La toute-puissance de la génération Y en matière de technologie aurait du plomb dans l'aile. En effet, toute la jeune génération ne serait pas hyper-connectée et une minorité ne maîtriserait pas totalement certains outils.

L'utilisation des technologies, pas forcément innée pour la génération Y

Les nouvelles technologies ne seraient pas l'apanage de l'ensemble de la génération Y. En effet, l'argument qui prône une rupture générationnelle dans l'usage et la maîtrise des nouveaux outils serait remis en cause par Christopher Jones, chercheur à la Open University. Celui-ci a mené une étude auprès de plus de 2 000 étudiants de cinq universités britanniques qui montre que la différence entre la génération actuelle des jeunes, immergée dans les nouvelles technologies, et les générations plus anciennes, moins familières avec la technologie, est imparfaite. "En effet, aujourd'hui, l'utilisation variée des technologies parmi la génération Y  montre que l'argument est trop simpliste et qu'une " génération Internet" avec des compétences élevées en informatique n'existe pas", dit le Docteur Jones.

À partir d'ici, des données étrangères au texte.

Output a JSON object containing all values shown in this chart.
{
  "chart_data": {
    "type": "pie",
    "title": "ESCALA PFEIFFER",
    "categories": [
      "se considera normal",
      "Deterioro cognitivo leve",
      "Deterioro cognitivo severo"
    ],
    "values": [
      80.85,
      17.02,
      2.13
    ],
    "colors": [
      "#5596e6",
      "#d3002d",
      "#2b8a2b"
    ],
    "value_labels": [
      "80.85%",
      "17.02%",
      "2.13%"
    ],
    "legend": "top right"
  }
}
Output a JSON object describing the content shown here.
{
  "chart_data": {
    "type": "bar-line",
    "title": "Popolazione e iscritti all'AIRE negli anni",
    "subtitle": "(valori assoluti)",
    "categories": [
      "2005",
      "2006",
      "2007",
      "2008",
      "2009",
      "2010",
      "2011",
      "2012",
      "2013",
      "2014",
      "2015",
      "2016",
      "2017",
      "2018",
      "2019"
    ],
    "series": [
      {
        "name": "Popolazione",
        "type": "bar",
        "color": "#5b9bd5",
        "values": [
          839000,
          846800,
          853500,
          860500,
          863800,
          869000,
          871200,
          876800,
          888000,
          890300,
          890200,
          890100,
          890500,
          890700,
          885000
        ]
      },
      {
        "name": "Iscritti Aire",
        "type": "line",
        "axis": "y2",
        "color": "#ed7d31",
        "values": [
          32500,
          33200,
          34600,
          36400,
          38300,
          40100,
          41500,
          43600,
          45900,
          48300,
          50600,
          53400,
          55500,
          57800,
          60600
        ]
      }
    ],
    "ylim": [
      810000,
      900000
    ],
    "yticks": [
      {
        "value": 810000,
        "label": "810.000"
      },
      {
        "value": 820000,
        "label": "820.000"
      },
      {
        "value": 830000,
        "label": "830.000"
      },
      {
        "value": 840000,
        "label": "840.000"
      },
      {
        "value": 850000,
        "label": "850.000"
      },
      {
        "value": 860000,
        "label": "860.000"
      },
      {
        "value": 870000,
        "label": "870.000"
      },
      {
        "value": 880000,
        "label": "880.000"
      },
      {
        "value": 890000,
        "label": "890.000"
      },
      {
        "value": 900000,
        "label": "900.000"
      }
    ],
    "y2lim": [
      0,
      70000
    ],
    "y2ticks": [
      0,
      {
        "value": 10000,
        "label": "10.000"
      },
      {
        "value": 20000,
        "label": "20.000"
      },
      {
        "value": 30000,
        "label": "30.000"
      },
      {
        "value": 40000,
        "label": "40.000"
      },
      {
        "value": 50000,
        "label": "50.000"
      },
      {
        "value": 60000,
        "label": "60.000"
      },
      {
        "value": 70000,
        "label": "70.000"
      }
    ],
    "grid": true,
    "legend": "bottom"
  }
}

Disparités dans l'utilisation

Alors, c'est vrai, une grande majorité de la jeune génération est équipée de téléphones mobiles (97,8%). Les ¾ possèdent un ordinateur portable et plus d'1/3 ont un ordinateur de bureau. Si 70,1% estiment que l'accès aux ordinateurs est suffisant et répond à leurs besoins, l'étude révèle qu'une petite minorité d'étudiants n'utilisent pas les emails et n'ont pas accès aux téléphones portables. Les moins de 20 ans utilisent davantage les messageries instantanées, les sms, les réseaux sociaux que les 25 ans et plus. En effet, seulement 4,3% des moins de 20 ans n'ont jamais utilisés les réseaux sociaux comparés à 78,5% des 35 ans et plus.

Un effort de démocratisation à faire

Toutefois, certaines technologies comme les blogs (21,5%) et les wikis (12,1%) sont utilisés par une minorité d'étudiants sans tenir compte de leur âge. Les étudiants masculins seraient plus à l'aise dans l'utilisation des outils informatiques que leurs homologues féminins. Mais il est à noter que même si les étudiants sont très exposés à la technologie, ils manquent souvent d'une connaissance approfondie de certains logiciels. Les universités pourraient endosser ce rôle d'accompagnement pour gommer ces lacunes.